J’ai gardé la clé de la chambre 203

Hier soir, j’ai traîné au bar de l’hôtel des Pins. Trois verres de rosé, deux mecs qui tournaient autour, et moi qui rigolais en regardant l’heure sur mon tel. 23h47, le réceptionniste m’a glissé la clé de la 203 avec un clin d’œil. J’ai monté les escaliers en sentant le cuir de mes bottes craquer, et là, sur le lit, j’ai posé mon sac sans même allumer la lumière.
Je cherche pas un prince, juste un gars qui sait se servir de ses mains et de sa bouche sans faire semblant. Pas besoin de dîner aux chandelles, mais un minimum de respect, c’est non-négociable. Si t’es du genre à envoyer un message à 2h du mat’ avec trois mots et une photo de ton torse, passe ton chemin. Moi, je réponds quand t’as quelque chose à dire, pas à montrer.
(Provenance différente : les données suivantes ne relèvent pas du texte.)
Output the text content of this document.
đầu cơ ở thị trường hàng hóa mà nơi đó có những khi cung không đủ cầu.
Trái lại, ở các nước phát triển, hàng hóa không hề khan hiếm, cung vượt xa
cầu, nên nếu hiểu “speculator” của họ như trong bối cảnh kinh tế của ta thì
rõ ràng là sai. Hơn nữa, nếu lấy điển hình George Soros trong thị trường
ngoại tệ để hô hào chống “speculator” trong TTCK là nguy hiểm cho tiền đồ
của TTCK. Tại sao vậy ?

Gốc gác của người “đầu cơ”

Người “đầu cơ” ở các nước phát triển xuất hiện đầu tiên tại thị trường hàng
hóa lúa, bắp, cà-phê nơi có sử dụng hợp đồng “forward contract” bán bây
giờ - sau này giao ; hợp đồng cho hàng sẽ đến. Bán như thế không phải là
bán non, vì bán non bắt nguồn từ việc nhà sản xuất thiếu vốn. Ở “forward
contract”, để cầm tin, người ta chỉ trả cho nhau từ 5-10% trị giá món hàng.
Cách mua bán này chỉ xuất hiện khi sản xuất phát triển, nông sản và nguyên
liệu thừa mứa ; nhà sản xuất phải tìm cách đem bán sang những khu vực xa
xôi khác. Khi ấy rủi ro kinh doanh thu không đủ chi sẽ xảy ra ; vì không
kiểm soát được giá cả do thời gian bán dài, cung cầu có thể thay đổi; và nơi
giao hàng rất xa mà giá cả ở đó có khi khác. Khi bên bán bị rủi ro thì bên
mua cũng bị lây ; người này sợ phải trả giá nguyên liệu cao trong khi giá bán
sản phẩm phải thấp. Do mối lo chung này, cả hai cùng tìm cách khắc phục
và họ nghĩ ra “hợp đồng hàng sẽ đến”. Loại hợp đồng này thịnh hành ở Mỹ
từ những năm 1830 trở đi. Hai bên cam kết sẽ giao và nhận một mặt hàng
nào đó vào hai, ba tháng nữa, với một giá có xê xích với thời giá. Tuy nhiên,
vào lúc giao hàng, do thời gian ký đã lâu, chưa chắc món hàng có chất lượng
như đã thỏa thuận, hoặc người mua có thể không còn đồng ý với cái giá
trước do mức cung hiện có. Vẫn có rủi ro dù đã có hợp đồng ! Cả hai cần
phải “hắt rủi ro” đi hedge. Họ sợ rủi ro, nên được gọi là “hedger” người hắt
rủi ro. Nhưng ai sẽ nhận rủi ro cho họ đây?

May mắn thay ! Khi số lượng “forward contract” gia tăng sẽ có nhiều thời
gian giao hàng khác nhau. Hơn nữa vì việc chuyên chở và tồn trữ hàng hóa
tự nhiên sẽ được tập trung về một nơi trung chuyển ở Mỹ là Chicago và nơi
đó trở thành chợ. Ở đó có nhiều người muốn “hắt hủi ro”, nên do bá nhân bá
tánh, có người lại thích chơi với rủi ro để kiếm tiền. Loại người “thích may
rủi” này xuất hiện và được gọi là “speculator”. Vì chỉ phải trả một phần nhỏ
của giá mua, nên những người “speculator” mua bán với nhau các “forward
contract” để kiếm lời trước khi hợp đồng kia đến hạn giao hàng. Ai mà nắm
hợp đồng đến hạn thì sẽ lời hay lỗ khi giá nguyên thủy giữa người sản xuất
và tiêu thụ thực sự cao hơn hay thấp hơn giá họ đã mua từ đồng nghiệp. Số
On est à Carpentras, alors si t’es dans le coin et que t’as envie de jouer sans te prendre la tête avec des règles à la con, on peut discuter. Je kiffe les hôtels, les parkings déserts, et les mecs qui assument leurs envies sans faire leur timide. T’es chaud ? Envoie-moi un message avec un détail sur toi qui claque – pas ton âge ou ta taille, un truc qui te fait bander ou qui te fait rire. Si ça me plaît, je te donne mon numéro et on voit où ça nous mène.
PS : J’ai 38 ans, je porte des strings en dentelle même pour aller chercher le pain, et je sais exactement ce que je veux – mais chut, je te laisse deviner.